A Filipino Immigration File, 1939-1999

Mapping the life, labor and bureaucratic struggles of 20th-century
American imperial bureaucracy, through the eyes of a Filipino seaman.

At the beginning of 1949, sometime after the birth of my grandmother, Cresencio loses his wallet. The below clipping from The Times Picayune is one of his first and few appearances in public text that stem from his own voice – where he lists his address, phone number, and a potential reward should the wallet be found.


It’s true that the loss of any wallet can be immobilizing, but there exist deeper layers to this misplaced wallet that impacted Cresencio specifically. The wallet in question was not just any bi-fold leather wallet. Rather, it was a seaman’s wallet specifically.

Seaman’s wallets of the 1940s were usually labelled as such and stamped with “U.S.A” or “U.S. Dept. of Commerce; Washington, D.C.,” rendering them a state-issued item carrying the documentation of his labor as well as his permission to be present in the United States.

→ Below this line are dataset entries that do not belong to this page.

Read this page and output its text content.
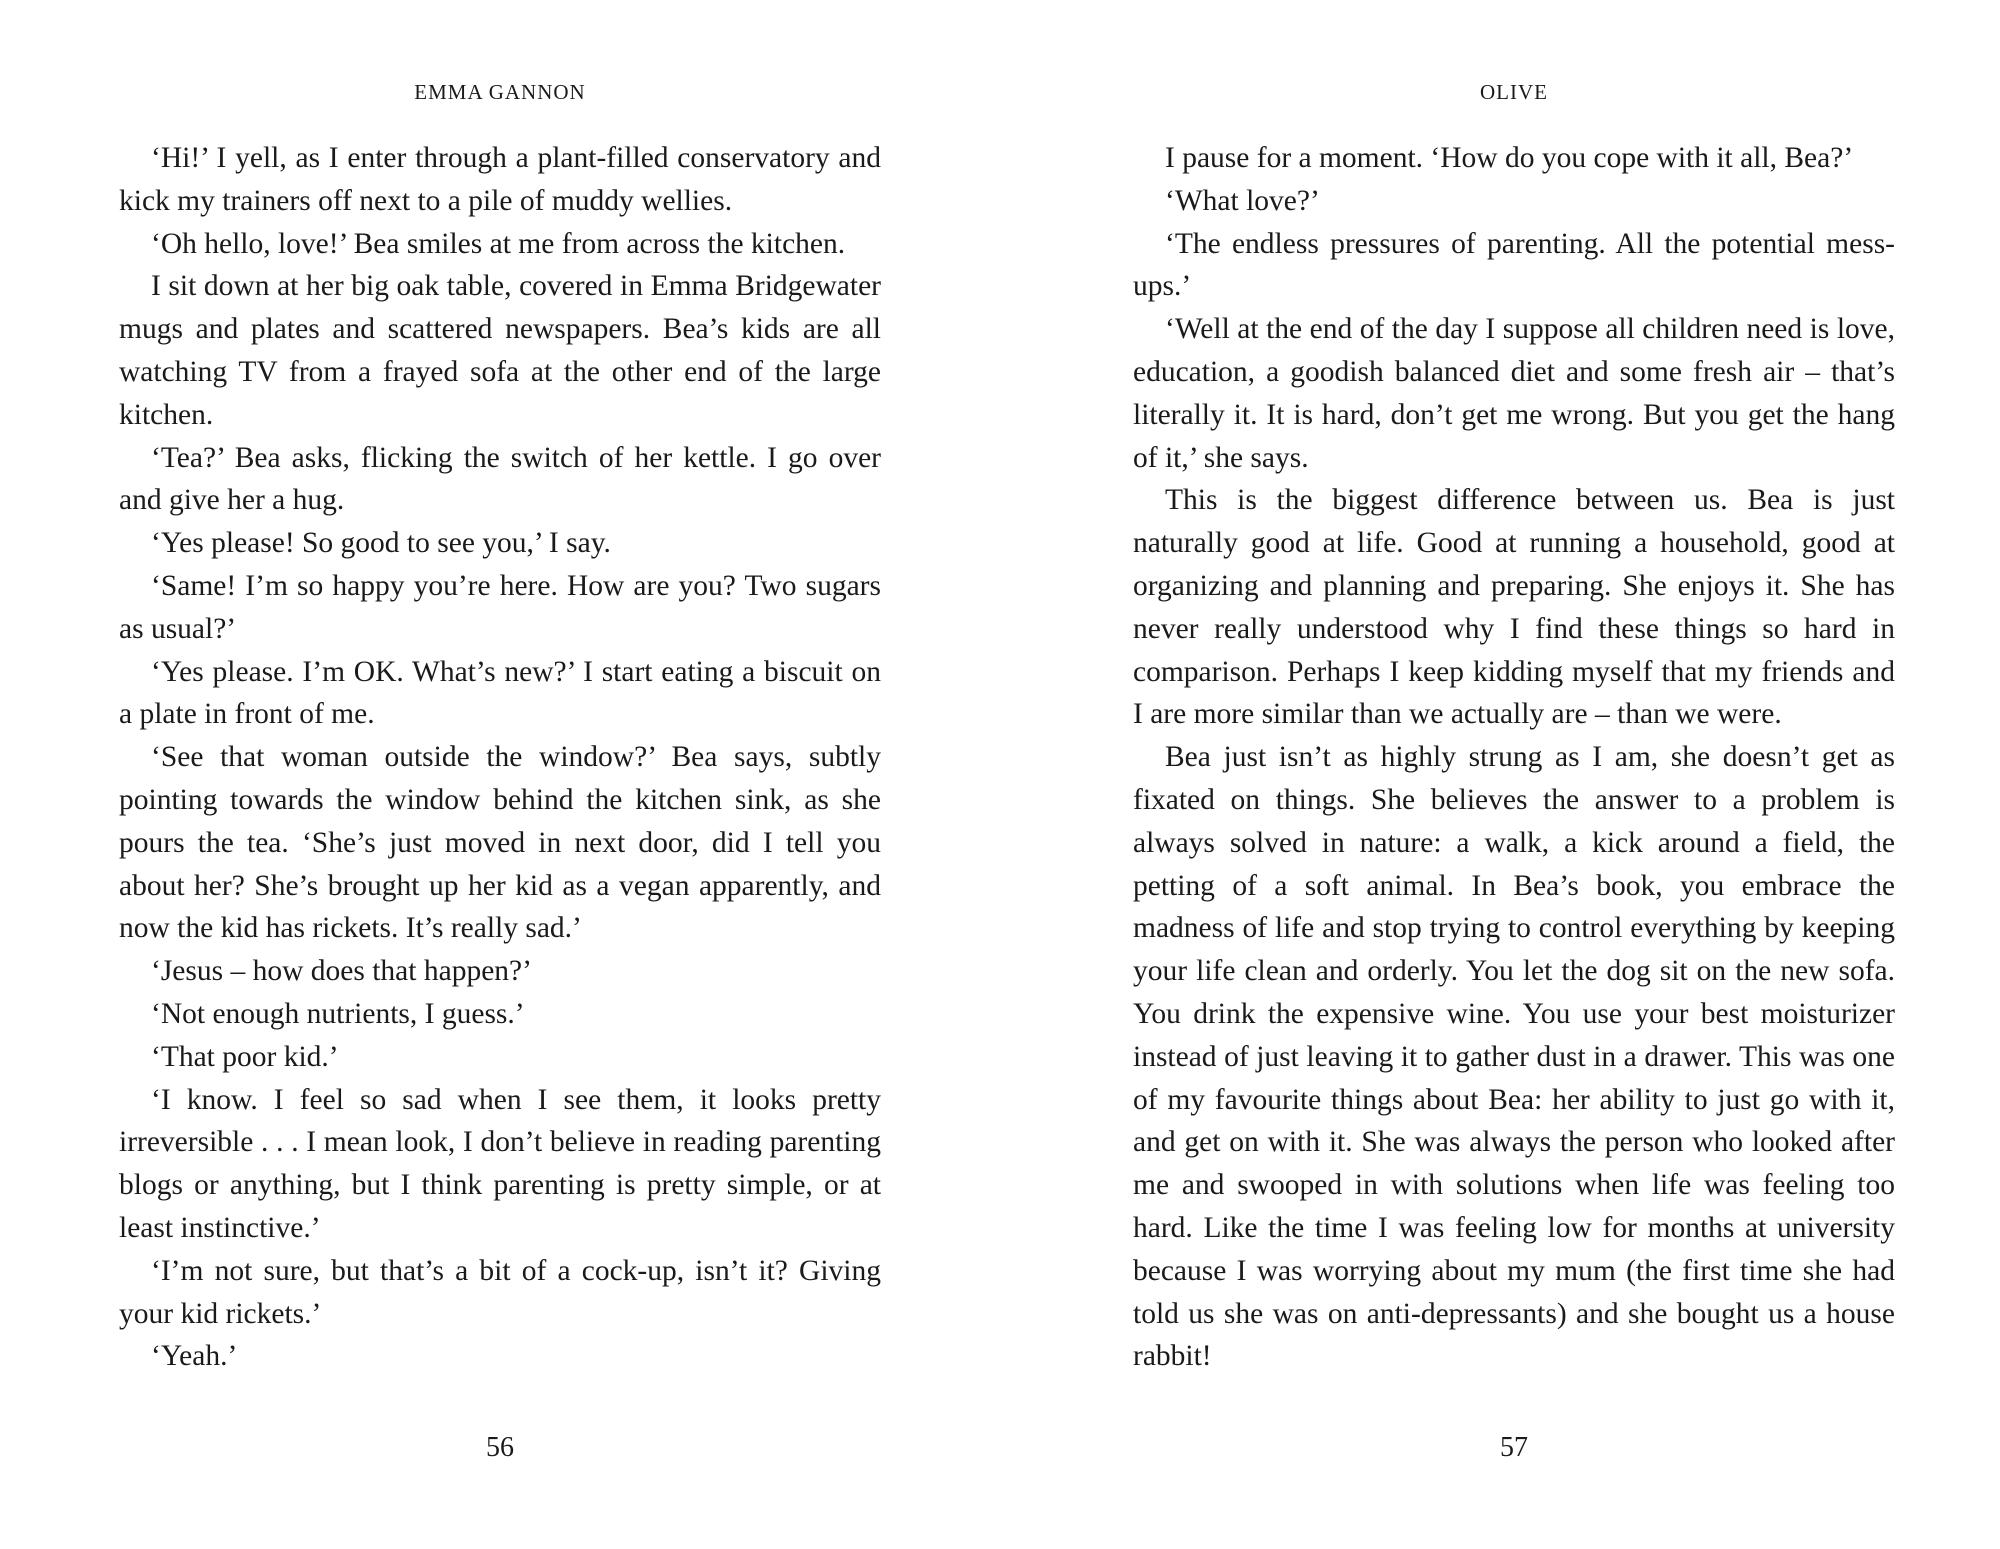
EMMA GANNON

‘Hi!’ I yell, as I enter through a plant-filled conservatory and kick my trainers off next to a pile of muddy wellies.

‘Oh hello, love!’ Bea smiles at me from across the kitchen.

I sit down at her big oak table, covered in Emma Bridgewater mugs and plates and scattered newspapers. Bea’s kids are all watching TV from a frayed sofa at the other end of the large kitchen.

‘Tea?’ Bea asks, flicking the switch of her kettle. I go over and give her a hug.

‘Yes please! So good to see you,’ I say.

‘Same! I’m so happy you’re here. How are you? Two sugars as usual?’

‘Yes please. I’m OK. What’s new?’ I start eating a biscuit on a plate in front of me.

‘See that woman outside the window?’ Bea says, subtly pointing towards the window behind the kitchen sink, as she pours the tea. ‘She’s just moved in next door, did I tell you about her? She’s brought up her kid as a vegan apparently, and now the kid has rickets. It’s really sad.’

‘Jesus – how does that happen?’

‘Not enough nutrients, I guess.’

‘That poor kid.’

‘I know. I feel so sad when I see them, it looks pretty irreversible . . . I mean look, I don’t believe in reading parenting blogs or anything, but I think parenting is pretty simple, or at least instinctive.’

‘I’m not sure, but that’s a bit of a cock-up, isn’t it? Giving your kid rickets.’

‘Yeah.’

56
OLIVE

I pause for a moment. ‘How do you cope with it all, Bea?’

‘What love?’

‘The endless pressures of parenting. All the potential mess-ups.’

‘Well at the end of the day I suppose all children need is love, education, a goodish balanced diet and some fresh air – that’s literally it. It is hard, don’t get me wrong. But you get the hang of it,’ she says.

This is the biggest difference between us. Bea is just naturally good at life. Good at running a household, good at organizing and planning and preparing. She enjoys it. She has never really understood why I find these things so hard in comparison. Perhaps I keep kidding myself that my friends and I are more similar than we actually are – than we were.

Bea just isn’t as highly strung as I am, she doesn’t get as fixated on things. She believes the answer to a problem is always solved in nature: a walk, a kick around a field, the petting of a soft animal. In Bea’s book, you embrace the madness of life and stop trying to control everything by keeping your life clean and orderly. You let the dog sit on the new sofa. You drink the expensive wine. You use your best moisturizer instead of just leaving it to gather dust in a drawer. This was one of my favourite things about Bea: her ability to just go with it, and get on with it. She was always the person who looked after me and swooped in with solutions when life was feeling too hard. Like the time I was feeling low for months at university because I was worrying about my mum (the first time she had told us she was on anti-depressants) and she bought us a house rabbit!

57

Without it, he is bound to one place.


But it was the nature of his job – his relationship to empire as a Filipino colonial national permitted conditional presence – and the section in the Immigration and Nationality Act that required he remain in steady movement.

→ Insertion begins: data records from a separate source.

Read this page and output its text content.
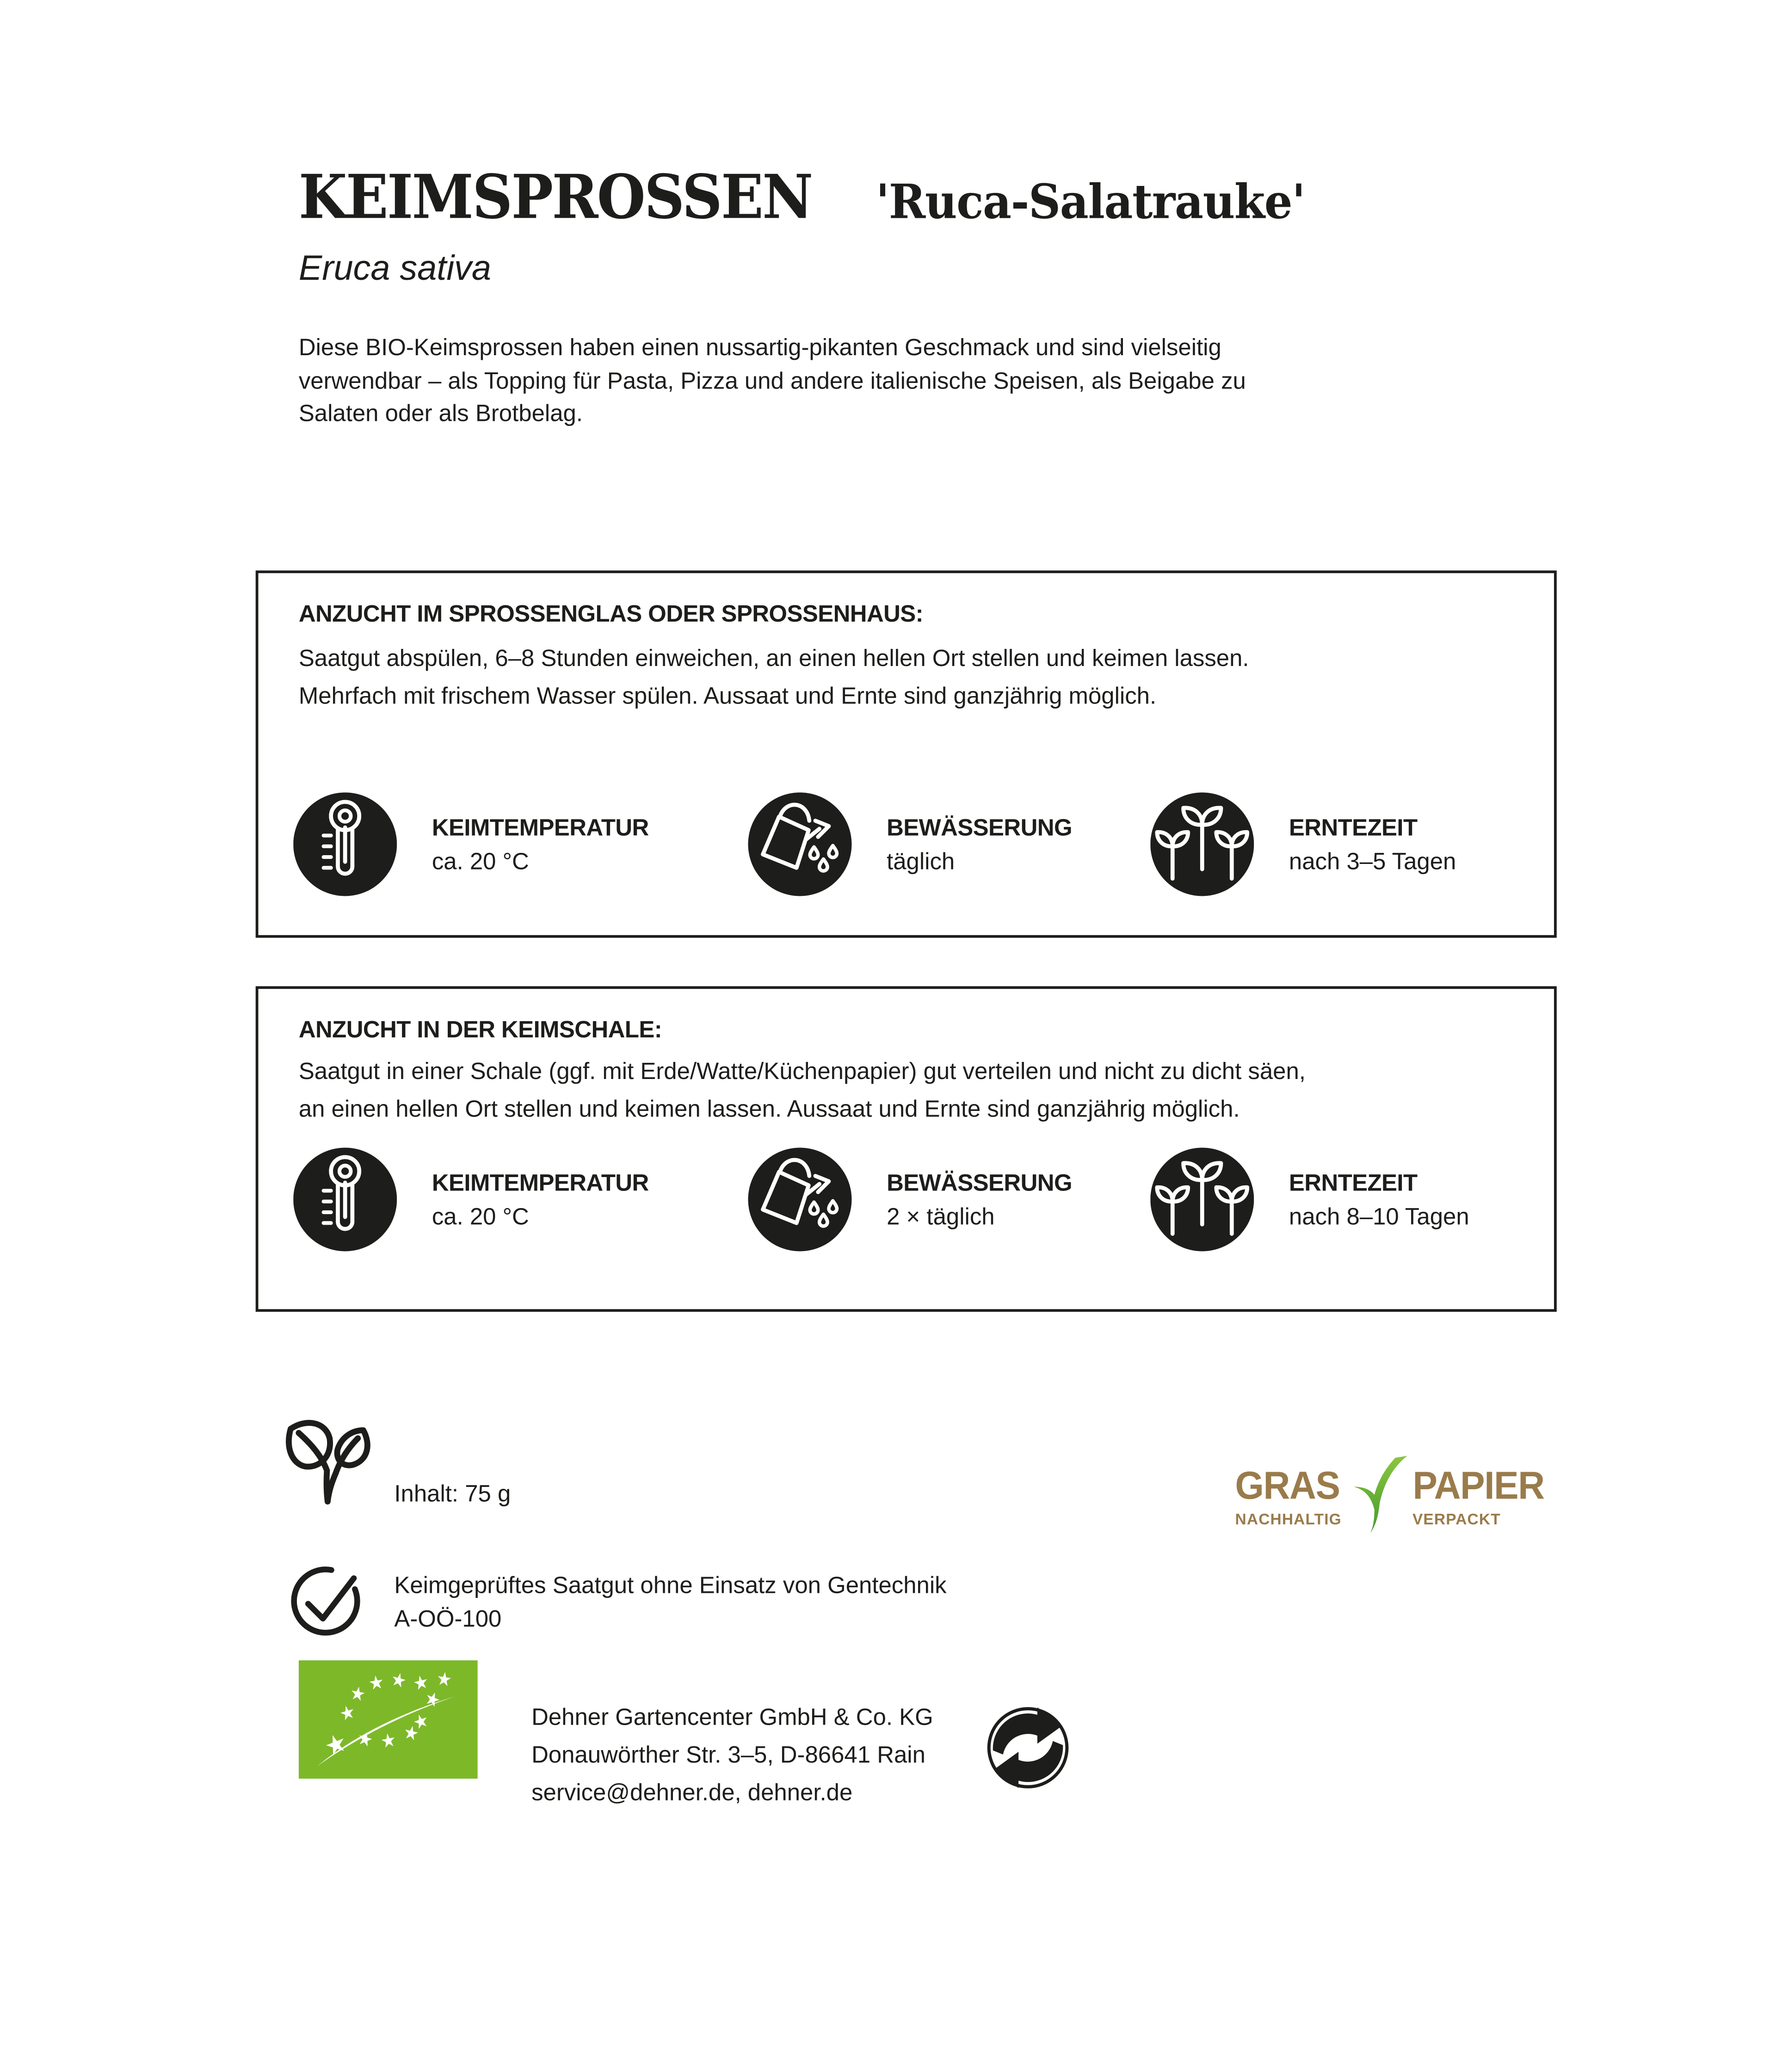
KEIMSPROSSEN	'Ruca-Salatrauke'
Eruca sativa
Diese BIO-Keimsprossen haben einen nussartig-pikanten Geschmack und sind vielseitig
verwendbar – als Topping für Pasta, Pizza und andere italienische Speisen, als Beigabe zu
Salaten oder als Brotbelag.
ANZUCHT IM SPROSSENGLAS ODER SPROSSENHAUS:
Saatgut abspülen, 6–8 Stunden einweichen, an einen hellen Ort stellen und keimen lassen.
Mehrfach mit frischem Wasser spülen. Aussaat und Ernte sind ganzjährig möglich.
KEIMTEMPERATUR
ca. 20 °C
BEWÄSSERUNG
täglich
ERNTEZEIT
nach 3–5 Tagen
ANZUCHT IN DER KEIMSCHALE:
Saatgut in einer Schale (ggf. mit Erde/Watte/Küchenpapier) gut verteilen und nicht zu dicht säen,
an einen hellen Ort stellen und keimen lassen. Aussaat und Ernte sind ganzjährig möglich.
KEIMTEMPERATUR
ca. 20 °C
BEWÄSSERUNG
2 × täglich
ERNTEZEIT
nach 8–10 Tagen
Inhalt: 75 g	GRAS
NACHHALTIG
PAPIER
VERPACKT
Keimgeprüftes Saatgut ohne Einsatz von Gentechnik
A-OÖ-100
Dehner Gartencenter GmbH & Co. KG
Donauwörther Str. 3–5, D-86641 Rain
service@dehner.de, dehner.de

For a married man and a new father attempting to build a life, letters from INS piling up carried a threatening subtext: We do not want you here to live, much less start a family, unless your labor serves empire and isolates you from any family you attempt to create, any community you attempt to integrate yourself into.

Where some in the city lost earrings or dogs, Cresencio loses his paper everything.